SRSF1-mediated alternative splicing regulates bladder cancer progression and cisplatin sensitivity through HIF1A/BNIP3/mitophagy axis.

BACKGROUND

Alternative splicing (AS) is consistently linked to tumor progression. SRSF1, the first identified proto-oncogene in the serine/arginine-rich splicing factor (SRSF) protein family, plays a crucial role. However, the specific functions and potential mechanisms of SRSF1 in advancing bladder cancer (BCa) progression and influencing chemosensitivity remain largely unexplored.

METHODS

The expression of SRSF1 in BCa tissues and cell lines was investigated using quantitative real-time PCR (RT-qPCR) and western blotting. Survival analysis was employed to examine the association between SRSF1 expression and prognosis of BCa. The functions of SRSF1 were evaluated through proliferation assays, migration assays, IC50 determination assays, and tumorigenesis assays in nude mice. Subsequent RNA sequencing validated the relationship between SRSF1 alternative splicing and the mitophagy pathway. Mitochondrial membrane potential (MMP) was assessed using JC-1 staining. Mitophagy and autophagic flux were quantified using transmission electron microscopy and fluorescence imaging. RNA immunoprecipitation, CUT & RUN assays, and luciferase reporter assays were performed to validate the SRSF1/HIF1A/BNIP3 axis.

RESULTS

High expression of SRSF1 in BCa was significantly associated with poor prognosis.
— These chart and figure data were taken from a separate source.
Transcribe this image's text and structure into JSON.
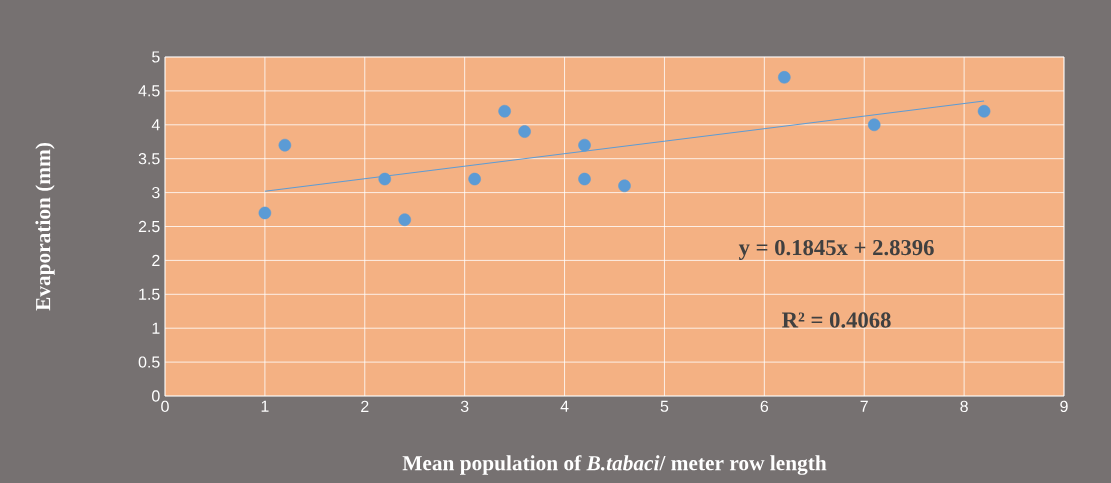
{
  "chart_data": {
    "type": "scatter",
    "xlabel": "Mean population of *B.tabaci*/ meter row length",
    "ylabel": "Evaporation (mm)",
    "series": [
      {
        "marker": "circle",
        "color": "#5b9bd5",
        "x": [
          1,
          1.2,
          2.2,
          2.4,
          3.1,
          3.4,
          3.6,
          4.2,
          4.2,
          4.6,
          6.2,
          7.1,
          8.2
        ],
        "values": [
          2.7,
          3.7,
          3.2,
          2.6,
          3.2,
          4.2,
          3.9,
          3.7,
          3.2,
          3.1,
          4.7,
          4.0,
          4.2
        ]
      },
      {
        "type": "line",
        "marker": "none",
        "color": "#5b9bd5",
        "x": [
          1,
          8.2
        ],
        "values": [
          3.02,
          4.35
        ]
      }
    ],
    "annotations": [
      "y = 0.1845x + 2.8396",
      "R² = 0.4068"
    ],
    "xlim": [
      0,
      9
    ],
    "xticks": [
      0,
      1,
      2,
      3,
      4,
      5,
      6,
      7,
      8,
      9
    ],
    "ylim": [
      0,
      5
    ],
    "yticks": [
      0,
      0.5,
      1,
      1.5,
      2,
      2.5,
      3,
      3.5,
      4,
      4.5,
      5
    ],
    "grid": true
  }
}
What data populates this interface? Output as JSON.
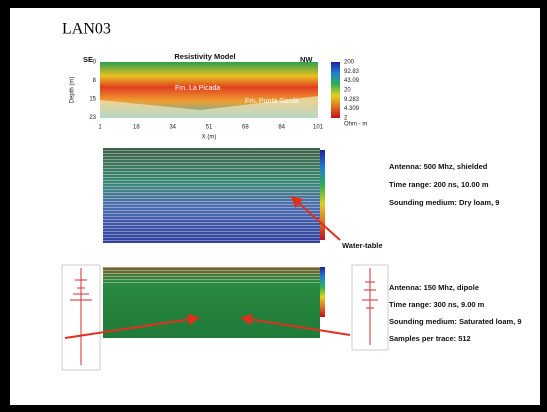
{
  "title": "LAN03",
  "resistivity_model": {
    "title": "Resistivity Model",
    "left_label": "SE",
    "right_label": "NW",
    "y_axis_label": "Depth (m)",
    "x_axis_label": "X (m)",
    "y_ticks": [
      "0",
      "8",
      "15",
      "23"
    ],
    "x_ticks": [
      "1",
      "18",
      "34",
      "51",
      "68",
      "84",
      "101"
    ],
    "colorbar_ticks": [
      "200",
      "92.83",
      "43.09",
      "20",
      "9.283",
      "4.309",
      "2"
    ],
    "colorbar_unit": "Ohm - m",
    "annotations": [
      "Fm. La Picada",
      "Fm. Punta Gorda"
    ]
  },
  "radargram_1": {
    "info": [
      "Antenna: 500 Mhz, shielded",
      "Time range: 200 ns, 10.00 m",
      "Sounding medium: Dry loam, 9"
    ],
    "annotation": "Water-table"
  },
  "radargram_2": {
    "info": [
      "Antenna: 150 Mhz, dipole",
      "Time range: 300 ns, 9.00 m",
      "Sounding medium: Saturated loam, 9",
      "Samples per trace: 512"
    ]
  }
}
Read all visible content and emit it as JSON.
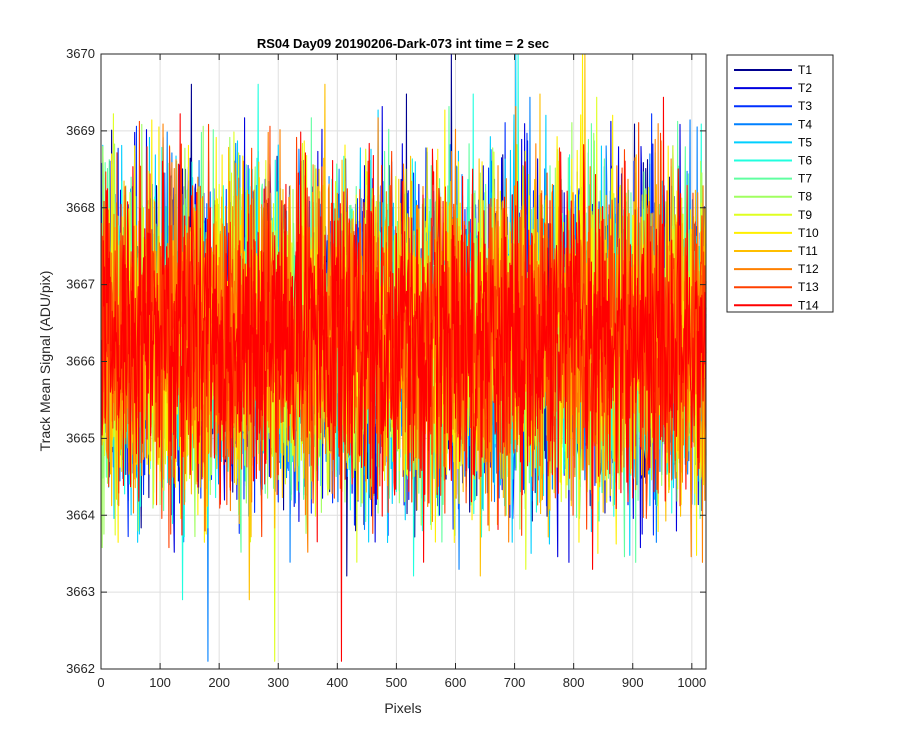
{
  "chart_data": {
    "type": "line",
    "title": "RS04 Day09 20190206-Dark-073 int time = 2 sec",
    "xlabel": "Pixels",
    "ylabel": "Track Mean Signal (ADU/pix)",
    "xlim": [
      0,
      1024
    ],
    "ylim": [
      3662,
      3670
    ],
    "x_ticks": [
      0,
      100,
      200,
      300,
      400,
      500,
      600,
      700,
      800,
      900,
      1000
    ],
    "y_ticks": [
      3662,
      3663,
      3664,
      3665,
      3666,
      3667,
      3668,
      3669,
      3670
    ],
    "x_tick_labels": [
      "0",
      "100",
      "200",
      "300",
      "400",
      "500",
      "600",
      "700",
      "800",
      "900",
      "1000"
    ],
    "y_tick_labels": [
      "3662",
      "3663",
      "3664",
      "3665",
      "3666",
      "3667",
      "3668",
      "3669",
      "3670"
    ],
    "grid": true,
    "legend_position": "outside-top-right",
    "series_summary": {
      "num_points": 1024,
      "x_start": 1,
      "x_step": 1,
      "mean": 3666.3,
      "std": 1.0,
      "min": 3662.1,
      "max": 3670.0
    },
    "series": [
      {
        "name": "T1",
        "color": "#00008f"
      },
      {
        "name": "T2",
        "color": "#0000df"
      },
      {
        "name": "T3",
        "color": "#0030ff"
      },
      {
        "name": "T4",
        "color": "#0080ff"
      },
      {
        "name": "T5",
        "color": "#00cfff"
      },
      {
        "name": "T6",
        "color": "#20ffdf"
      },
      {
        "name": "T7",
        "color": "#60ffa0"
      },
      {
        "name": "T8",
        "color": "#a0ff60"
      },
      {
        "name": "T9",
        "color": "#dfff20"
      },
      {
        "name": "T10",
        "color": "#ffef00"
      },
      {
        "name": "T11",
        "color": "#ffbf00"
      },
      {
        "name": "T12",
        "color": "#ff8000"
      },
      {
        "name": "T13",
        "color": "#ff4000"
      },
      {
        "name": "T14",
        "color": "#ff0000"
      }
    ]
  }
}
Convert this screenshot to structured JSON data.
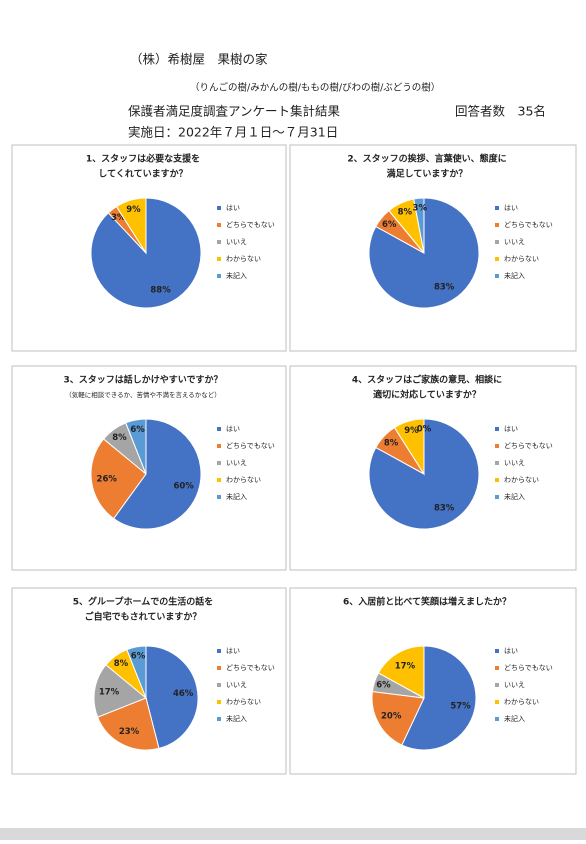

SRSF1 promoted the progression of BCa cells and conferred resistance to cisplatin both in vitro and in vivo. Mechanistically, SRSF1 interacted with pre-HIF1A via the RRM1/RRM2 domain, thereby enhancing the production of the transcription factor HIF1A through the alternative splicing pathway. This interaction subsequently activated the HIF1A/BNIP3 axis, which promoted mitophagy in BCa. Ultimately, this led to further progression of bladder cancer and a decrease in cisplatin sensitivity.

CONCLUSIONS

SRSF1 indicated poor prognosis and promoted the progression and cisplatin resistance of BCa cells through the HIF1A/BNIP3/mitophagy axis. It holds significant potential as a novel biomarker for the diagnosis and treatment of BCa, particularly in chemotherapy.